A source claimed to The Times newspaper that Prince Charles said in private that the new plan to deal with the UK’s asylum seekers in this way was “appalling” and that he was “more than disappointed”.


Listen to our royal podcast, the Royal Rota:

Whether or not he did, the claims potentially put him at odds with Priti Patel’s flagship – but much criticised – policy.

That’s a tricky place to be for a member of the Royal Family, which, protocol dictates, should remain above day-to-day politics.

A Clarence House source referred to the Times claims as “nonsense” and reiterated that Prince Charles remains “politically neutral”.

The Prince has privately lobbied ministers before on matters of public policy – and it has has often caused controversy for him when his private correspondence was made public.

He also is a vocal and committed campaigner on environmental issues.
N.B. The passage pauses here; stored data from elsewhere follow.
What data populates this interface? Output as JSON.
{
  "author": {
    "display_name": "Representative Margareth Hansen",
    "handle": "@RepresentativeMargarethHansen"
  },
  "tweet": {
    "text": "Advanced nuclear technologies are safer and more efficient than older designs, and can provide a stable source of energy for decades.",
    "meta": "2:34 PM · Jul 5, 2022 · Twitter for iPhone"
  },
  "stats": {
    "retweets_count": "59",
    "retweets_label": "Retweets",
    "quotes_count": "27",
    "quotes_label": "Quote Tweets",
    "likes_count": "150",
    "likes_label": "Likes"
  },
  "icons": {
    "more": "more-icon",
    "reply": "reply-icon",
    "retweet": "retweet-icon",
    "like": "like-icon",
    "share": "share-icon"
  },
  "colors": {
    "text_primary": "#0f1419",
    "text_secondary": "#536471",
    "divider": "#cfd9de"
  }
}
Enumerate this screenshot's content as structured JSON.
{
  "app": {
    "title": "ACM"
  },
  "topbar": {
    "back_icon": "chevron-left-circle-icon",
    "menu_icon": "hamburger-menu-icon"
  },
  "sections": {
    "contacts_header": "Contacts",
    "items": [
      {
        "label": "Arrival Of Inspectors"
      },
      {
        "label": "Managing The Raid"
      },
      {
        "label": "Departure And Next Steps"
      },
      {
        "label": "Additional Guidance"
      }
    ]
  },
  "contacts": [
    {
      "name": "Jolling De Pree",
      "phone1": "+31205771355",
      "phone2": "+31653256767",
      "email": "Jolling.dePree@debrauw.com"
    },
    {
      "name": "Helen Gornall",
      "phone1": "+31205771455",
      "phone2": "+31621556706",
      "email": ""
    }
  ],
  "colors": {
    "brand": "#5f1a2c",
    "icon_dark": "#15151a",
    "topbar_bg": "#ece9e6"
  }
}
It, once again, reminds us that he will be a very different monarch to his mother, largely because he has spent so long as a ‘campaigning’ Prince of Wales.

Charles’s aides always insists he is simply determined to use his role to effect change for those who need his help.

When the Queen ascended to the throne in 1952, she was just 25, and had never before – and never since – expressed her views on political matters.

But Prince Charles did recently acknowledged that his next job – as King – will be very different to his current job – as heir to the throne – and he will follow his mother’s example when he becomes the Sovereign.

Charles and Camilla are the first British royals ever to visit Rwanda which is a relatively new member of the Commonwealth.

They want to use their royal visit, in the days before the CHOGM summit, to focus on reconciliation following the genocide in the country in 1994, in which up to 800,000 people from the minority Tutsi community were slaughtered by Hutu extremists.

The Prince and Duchess also want to highlight Rwanda’s growing support for its natural habitats.

But with these alleged comments that the Prince thinks a flagship government policy is “appalling”, it will now be very hard to separate his Commonwealth visit to Rwanda from the home secretary’s plan to make that same African country the destination for the UK’s deported asylum seekers.